When Demiris was sixteen years old, he had gone into his first business enterprise with an older man named Spyros Nicholas. Demiris had conceived the idea of opening a small stand on the docks to serve hot food to the stevedores on the night shift. He had scraped together half the money for the enterprise, but when it had become successful Nicholas had forced him out of the business and had taken it over himself. Demiris had accepted his fate without protest and had gone ahead to other enterprises.
Over the next twenty years Spyros Nicholas had gone into the meat-packing business and had become rich and successful. He had married, had three children and was one of the most prominent men in Greece. During those years, Demiris patiently sat back and let Nicholas build his little empire. When he decided that Nicholas was as successful and as happy as he was ever going to be, Demiris struck.
Because his business was booming, Nicholas was contemplating buying farms to raise his own meat and opening a chain of retail stores. An enormous amount of money was required. Constantin Demiris owned the bank with which Nicholas did business, and the bank encouraged Nicholas to borrow money for expansion at interest rates that Nicholas could not resist. Nicholas plunged heavily, and in the midst of the expansion his notes were suddenly called in by the bank. When the bewildered man protested that he could not make the payments, the bank immediately began foreclosure proceedings. The newspapers owned by Demiris prominently played up the story on the front pages, and other creditors began foreclosing on Nicholas. He went to other banks and lending institutions, but for reasons he could not fathom, they refused to come to his assistance. The day after he was forced into bankruptcy Nicholas committed suicide.

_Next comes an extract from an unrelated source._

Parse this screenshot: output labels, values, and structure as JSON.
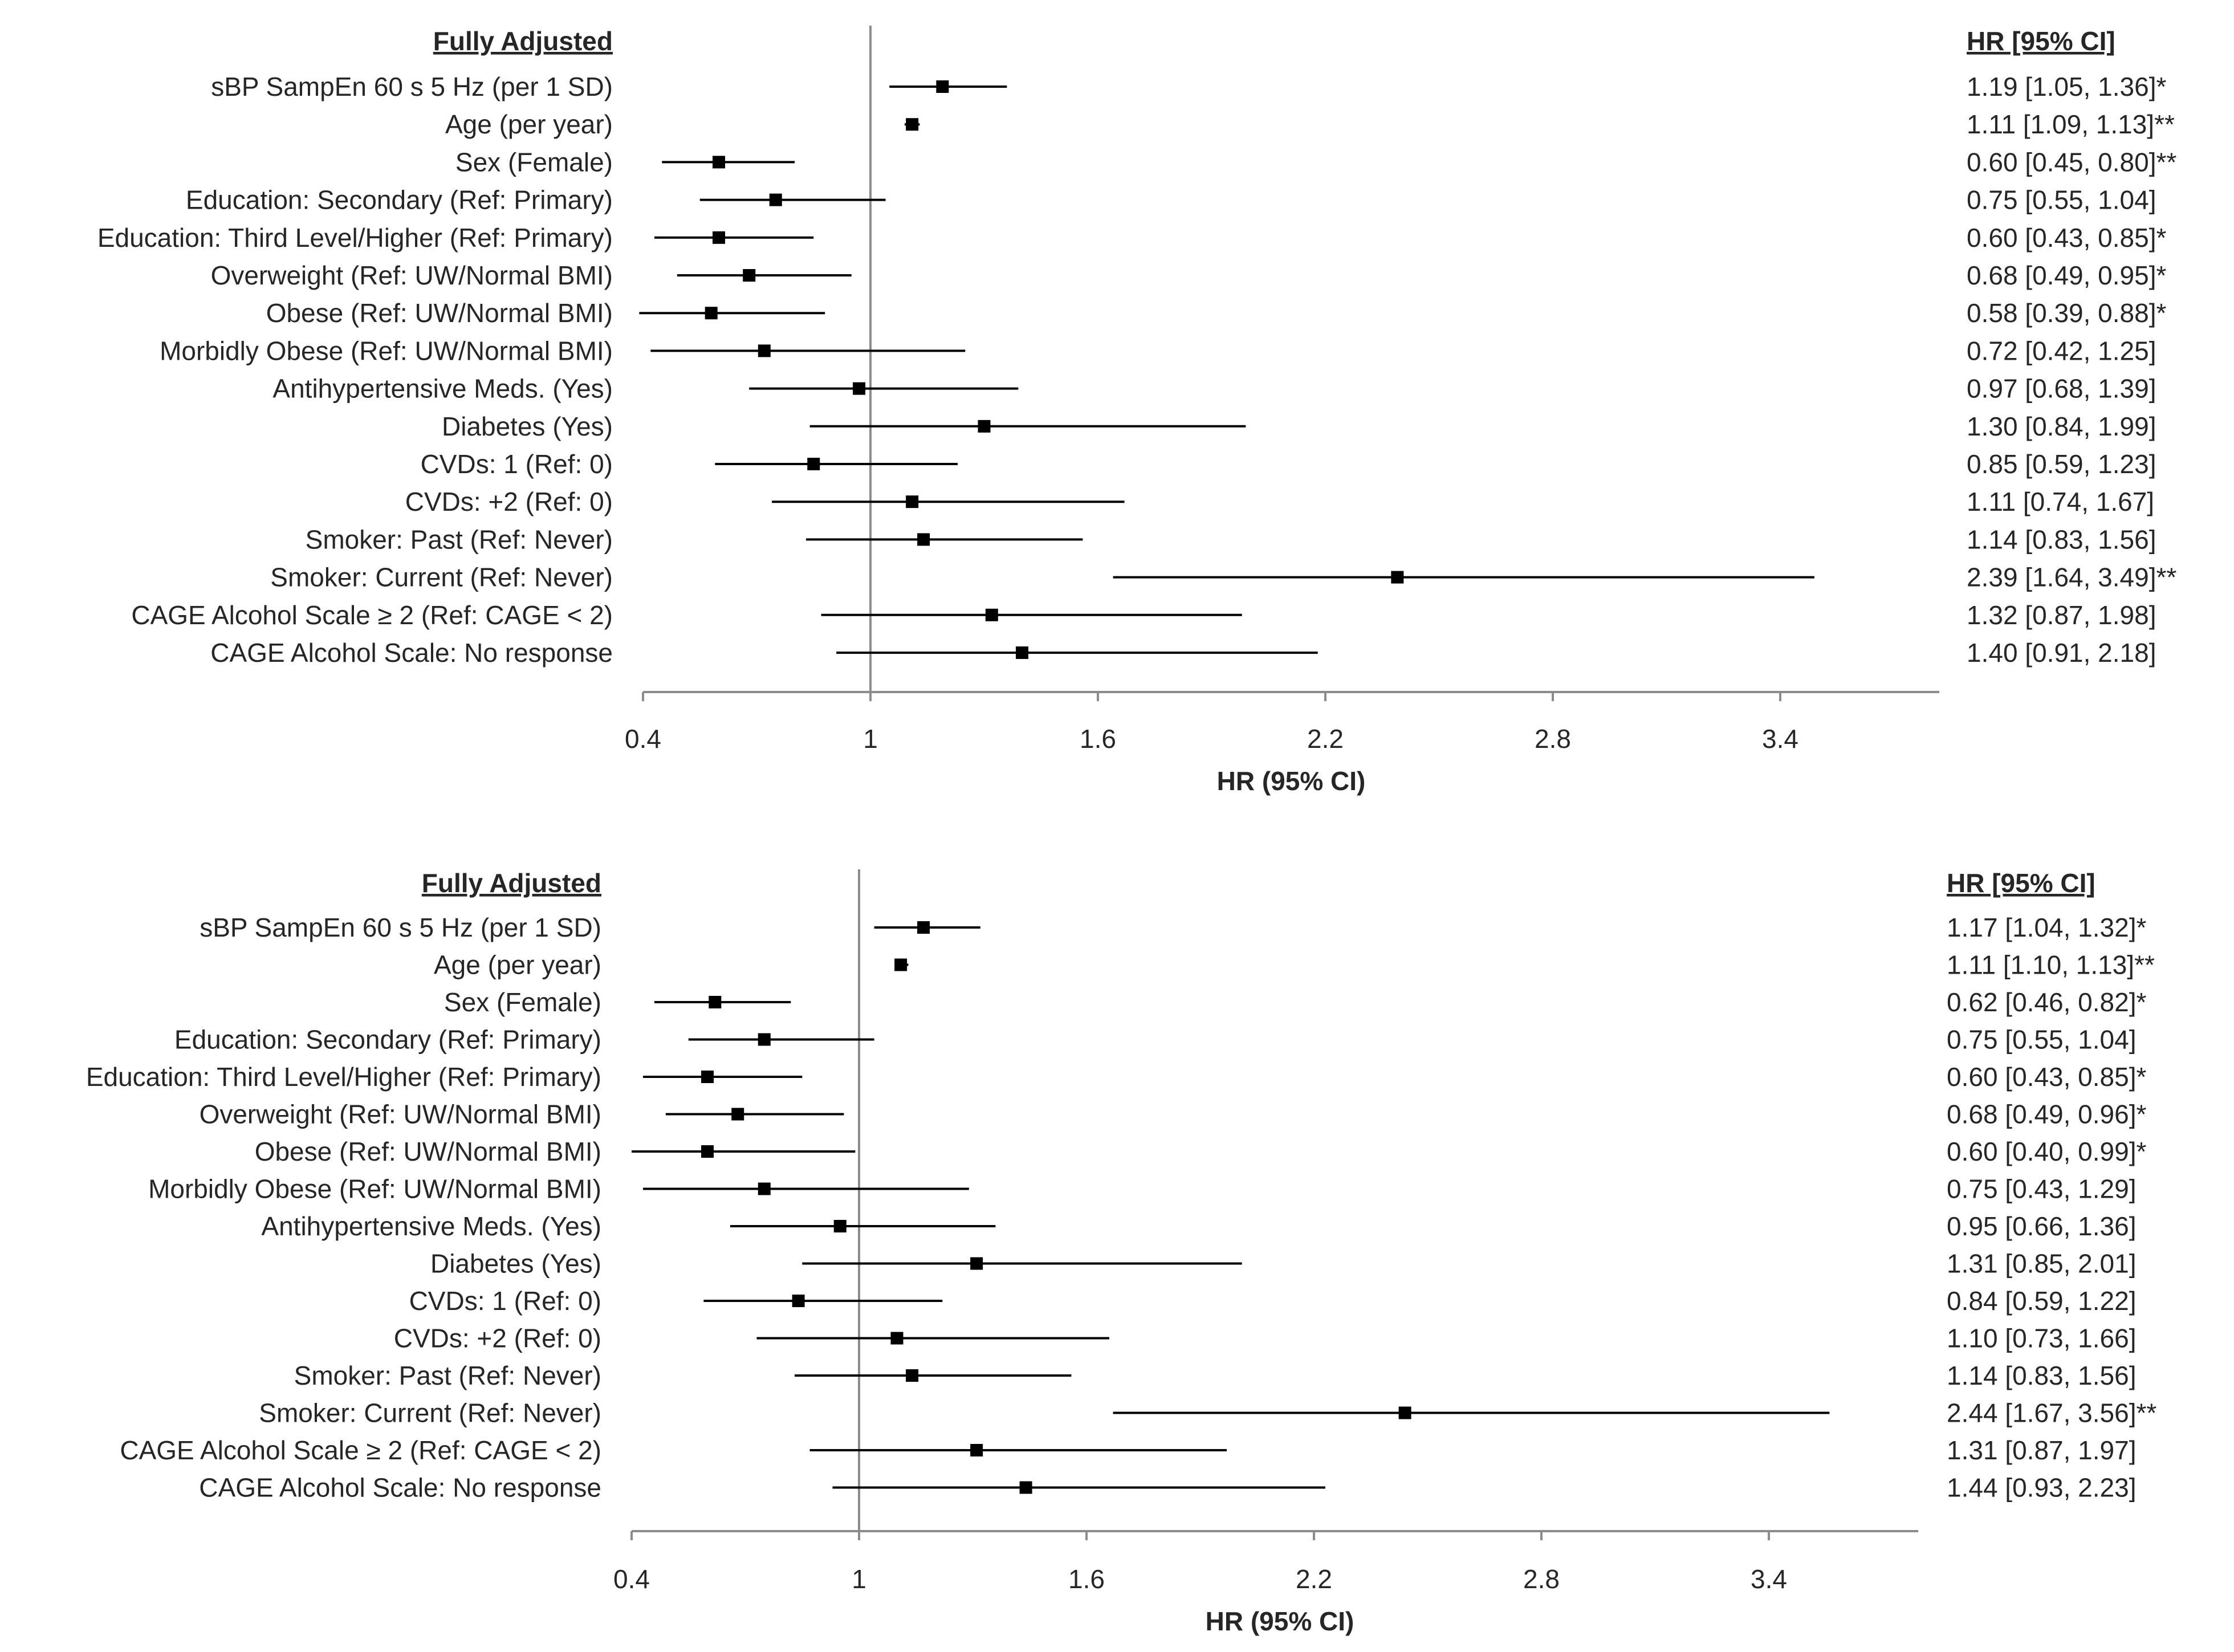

Demiris' sense of thekaeossini was a two-edged sword. Just as he never forgave an injury, neither did he ever forget a favor. A landlady who had fed and clothed the young man when he was too poor to pay her suddenly found herself the owner of an apartment building, without any idea who her benefactor was. A young girl who had taken the penniless young Demiris in to live with her had been given a villa and a lifetime pension anonymously. The people who had had dealings with the ambitious young Greek lad forty years earlier had no idea how the casual relationship with him would affect their lives. The dynamic young Demiris had needed help from bankers and lawyers, ship captains and unions, politicians and financiers. Some had encouraged and helped him, others had snubbed and cheated him. In his head and in his heart the proud Greek had kept an indelible record of every transaction. His wife Melina had once accused him of playing God.
"Every man plays God," Demiris had told her. "Some of us are better equipped for the role than others."